Hephaistos (or, as the Romans would have written his name, Hephaestus) of the Greeks and Vulcan of the Romans were metal-working gods. Hephaestus was said to be rather ugly, and a cripple; but they were not dwarfs by any measure. (Hephaestus managed to arrange it so that, ugly and crippled as he was, he ended up married to Aphrodite, lucky god as he was.)
Hephaestus giving the arms of Achilles to Thetis by Anthony van Dyck (17th century) on Wikipedia.
The dwarfs of fantasy novels are modeled after the dwarfs of western European folklore, mostly of Germanic origin, and those dwarfs are miners and hoarders of treasure; for example, the dwarf Alberich from whom Siegfried stole the Nibelung treasure. (In Wagner's opera cycle, the Nibelungs themselves are dwarfs.)
Now they being miners they naturally lived in the mountains, because in western and central Europe most mines are in mountainous areas.
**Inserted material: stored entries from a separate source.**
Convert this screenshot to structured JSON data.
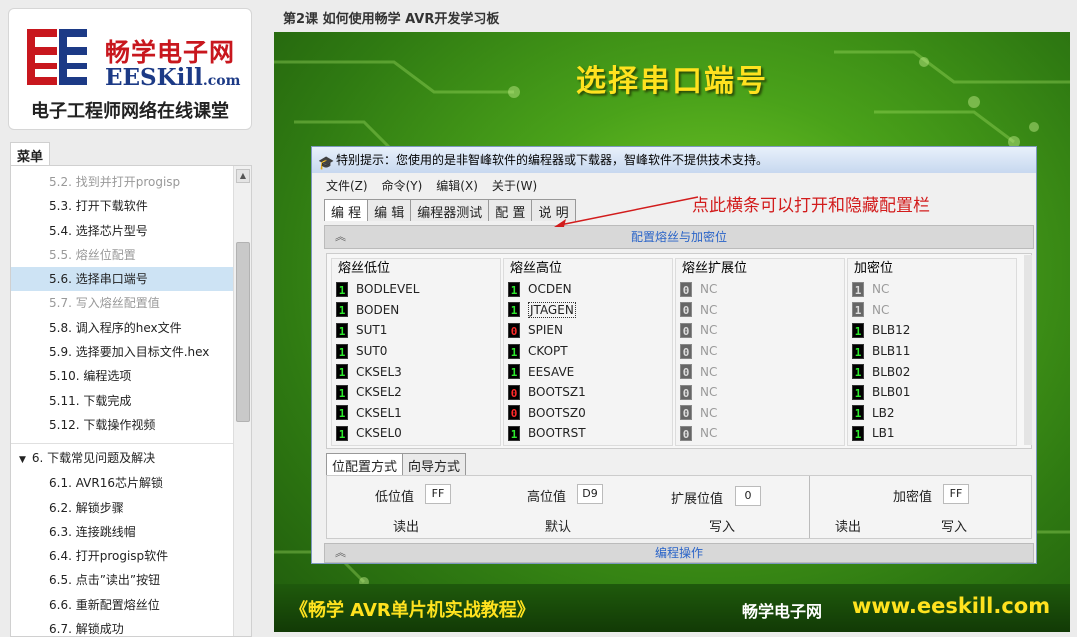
{
  "course_title": "第2课  如何使用畅学 AVR开发学习板",
  "logo": {
    "cn": "畅学电子网",
    "en": "EESKill",
    "en_suffix": ".com",
    "subtitle": "电子工程师网络在线课堂"
  },
  "menu_tab": "菜单",
  "menu_items": [
    {
      "label": "5.2. 找到并打开progisp",
      "state": "dim"
    },
    {
      "label": "5.3. 打开下载软件",
      "state": "normal"
    },
    {
      "label": "5.4. 选择芯片型号",
      "state": "normal"
    },
    {
      "label": "5.5. 熔丝位配置",
      "state": "dim"
    },
    {
      "label": "5.6. 选择串口端号",
      "state": "active"
    },
    {
      "label": "5.7. 写入熔丝配置值",
      "state": "dim"
    },
    {
      "label": "5.8. 调入程序的hex文件",
      "state": "normal"
    },
    {
      "label": "5.9. 选择要加入目标文件.hex",
      "state": "normal"
    },
    {
      "label": "5.10. 编程选项",
      "state": "normal"
    },
    {
      "label": "5.11. 下载完成",
      "state": "normal"
    },
    {
      "label": "5.12. 下载操作视频",
      "state": "normal"
    },
    {
      "label": "6. 下载常见问题及解决",
      "state": "section"
    },
    {
      "label": "6.1. AVR16芯片解锁",
      "state": "normal"
    },
    {
      "label": "6.2. 解锁步骤",
      "state": "normal"
    },
    {
      "label": "6.3. 连接跳线帽",
      "state": "normal"
    },
    {
      "label": "6.4. 打开progisp软件",
      "state": "normal"
    },
    {
      "label": "6.5. 点击”读出”按钮",
      "state": "normal"
    },
    {
      "label": "6.6. 重新配置熔丝位",
      "state": "normal"
    },
    {
      "label": "6.7. 解锁成功",
      "state": "normal"
    }
  ],
  "slide": {
    "title": "选择串口端号",
    "footer_left": "《畅学 AVR单片机实战教程》",
    "footer_brand": "畅学电子网",
    "footer_url": "www.eeskill.com",
    "annotation": "点此横条可以打开和隐藏配置栏"
  },
  "window": {
    "title": "特别提示：您使用的是非智峰软件的编程器或下载器，智峰软件不提供技术支持。",
    "menu": [
      "文件(Z)",
      "命令(Y)",
      "编辑(X)",
      "关于(W)"
    ],
    "tabs": [
      "编 程",
      "编 辑",
      "编程器测试",
      "配 置",
      "说 明"
    ],
    "config_bar": "配置熔丝与加密位",
    "op_bar": "编程操作",
    "mode_tabs": [
      "位配置方式",
      "向导方式"
    ],
    "columns": [
      {
        "title": "熔丝低位",
        "rows": [
          {
            "bit": "1",
            "kind": "b1",
            "name": "BODLEVEL"
          },
          {
            "bit": "1",
            "kind": "b1",
            "name": "BODEN"
          },
          {
            "bit": "1",
            "kind": "b1",
            "name": "SUT1"
          },
          {
            "bit": "1",
            "kind": "b1",
            "name": "SUT0"
          },
          {
            "bit": "1",
            "kind": "b1",
            "name": "CKSEL3"
          },
          {
            "bit": "1",
            "kind": "b1",
            "name": "CKSEL2"
          },
          {
            "bit": "1",
            "kind": "b1",
            "name": "CKSEL1"
          },
          {
            "bit": "1",
            "kind": "b1",
            "name": "CKSEL0"
          }
        ]
      },
      {
        "title": "熔丝高位",
        "rows": [
          {
            "bit": "1",
            "kind": "b1",
            "name": "OCDEN"
          },
          {
            "bit": "1",
            "kind": "b1",
            "name": "JTAGEN"
          },
          {
            "bit": "0",
            "kind": "b0",
            "name": "SPIEN"
          },
          {
            "bit": "1",
            "kind": "b1",
            "name": "CKOPT"
          },
          {
            "bit": "1",
            "kind": "b1",
            "name": "EESAVE"
          },
          {
            "bit": "0",
            "kind": "b0",
            "name": "BOOTSZ1"
          },
          {
            "bit": "0",
            "kind": "b0",
            "name": "BOOTSZ0"
          },
          {
            "bit": "1",
            "kind": "b1",
            "name": "BOOTRST"
          }
        ]
      },
      {
        "title": "熔丝扩展位",
        "rows": [
          {
            "bit": "0",
            "kind": "bg",
            "name": "NC"
          },
          {
            "bit": "0",
            "kind": "bg",
            "name": "NC"
          },
          {
            "bit": "0",
            "kind": "bg",
            "name": "NC"
          },
          {
            "bit": "0",
            "kind": "bg",
            "name": "NC"
          },
          {
            "bit": "0",
            "kind": "bg",
            "name": "NC"
          },
          {
            "bit": "0",
            "kind": "bg",
            "name": "NC"
          },
          {
            "bit": "0",
            "kind": "bg",
            "name": "NC"
          },
          {
            "bit": "0",
            "kind": "bg",
            "name": "NC"
          }
        ]
      },
      {
        "title": "加密位",
        "rows": [
          {
            "bit": "1",
            "kind": "bg",
            "name": "NC"
          },
          {
            "bit": "1",
            "kind": "bg",
            "name": "NC"
          },
          {
            "bit": "1",
            "kind": "b1",
            "name": "BLB12"
          },
          {
            "bit": "1",
            "kind": "b1",
            "name": "BLB11"
          },
          {
            "bit": "1",
            "kind": "b1",
            "name": "BLB02"
          },
          {
            "bit": "1",
            "kind": "b1",
            "name": "BLB01"
          },
          {
            "bit": "1",
            "kind": "b1",
            "name": "LB2"
          },
          {
            "bit": "1",
            "kind": "b1",
            "name": "LB1"
          }
        ]
      }
    ],
    "values": {
      "low_label": "低位值",
      "low": "FF",
      "high_label": "高位值",
      "high": "D9",
      "ext_label": "扩展位值",
      "ext": "0",
      "lock_label": "加密值",
      "lock": "FF",
      "read": "读出",
      "default": "默认",
      "write": "写入",
      "lock_read": "读出",
      "lock_write": "写入"
    }
  },
  "colors": {
    "slide_green": "#4aa21a",
    "title_yellow": "#ffe21f",
    "annotation_red": "#d21c1c",
    "active_item": "#cde3f4"
  }
}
See, folding mountains are usually less rich in minerals than volcanic mountains, but usually does not mean always and anyway volcanic mountains are usually dotted here and there in the folded ranges; and the mountains are almost always richer in minerals than the plains.
For example, in central Europe there are the Ore Mountains, which have the richest silver deposits in Europe, and which have been mined since the middle of the 3rd millennium before the common era; there, in Joachimsthal, beginning in the 16th century, were minted the well-known silver coins named joachimsthalers, a name first shortened to thaler and later mangled into dollar; there, in the 16th century, Georgius Agricola wrote his famous book De re metallica, the first serious book about mining and minerals written after the fall of the classical civilization. A very good place for a tribe of dwarfs mining precious metals, isn't it?